Przy dostawach węgla brunatnego problemem jest nie tyle cena, ile wieloletnia gwarancja dostaw – przez to zagrożona jest warta 3 mld zł modernizacja 43-letnich bloków Pątnowa I.
Wyłączenie Pątnowa byłoby katastrofą – PAK zaopatruje w energię ok. 10 proc. rynku w Polsce, a Pątnów I stanowi dwie trzecie jego siły. Kopalnia Konin dostarcza zaś PAK 70 proc. paliwa. Spółki są na siebie skazane, bo PAK jest jedynym odbiorcą Konina – węgla brunatnego nie można daleko transportować ze względu na dużą zawartość wody - czytamy w "Rzeczpospolitej".
– Spór toczy się o to, czy gwarancja dostaw będzie np. na 12 czy na 15 lat. Jestem optymistą i wierzę w kompromis – mówi Radosław Stankiewicz, rzecznik kopalni Konin.
PAK w przyszłym tygodniu zacznie rozmowy o cenach z drugim dostawcą – kopalnią Adamów. Jej prezes Dariusz Orlikowski nie chce mówić o wysokości podwyżek, ale przyznaje, że jednocyfrowych nie można się spodziewać.

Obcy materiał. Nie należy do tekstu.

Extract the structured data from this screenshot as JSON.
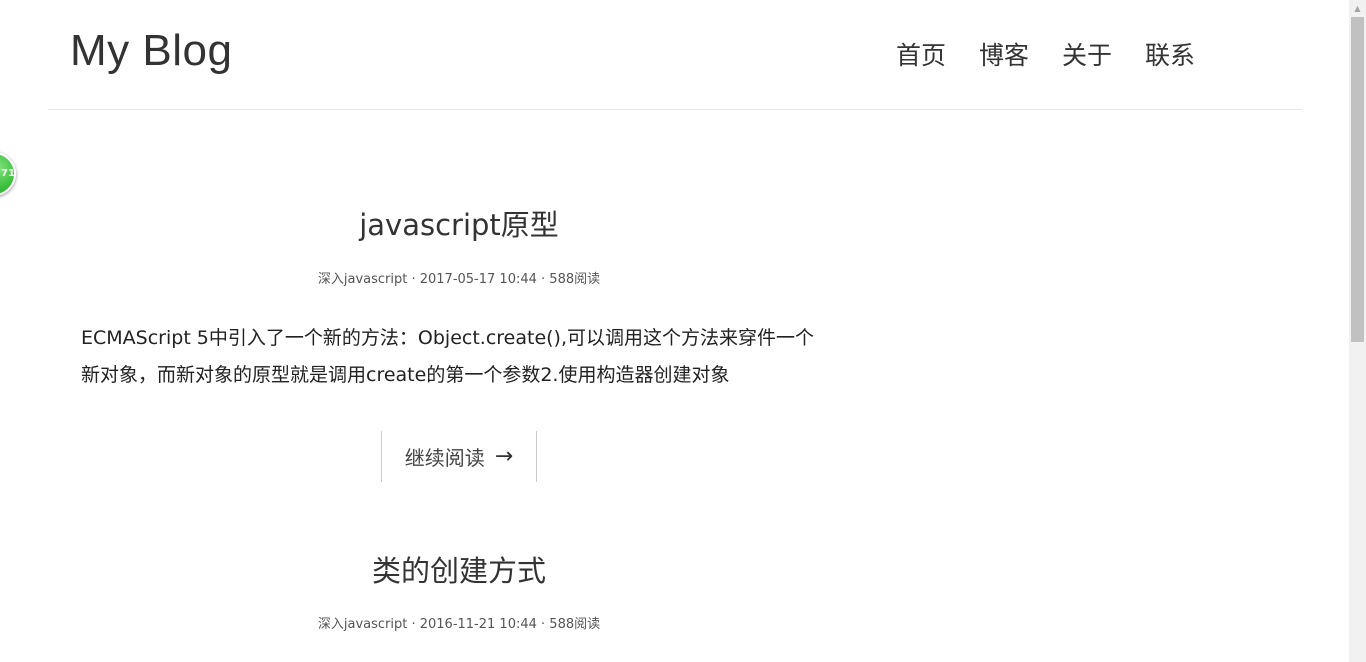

Wody w usta nabrały spółki węgla kamiennego. Z informacji "Rzeczpospolitej" wynika jednak, że np. Kompania Węglowa żąda cen wyższych nawet o 40 proc. – Nie mogę niczego potwierdzać, niedługo zarząd wypowie się oficjalnie – mówi Zbigniew Madej, rzecznik KW.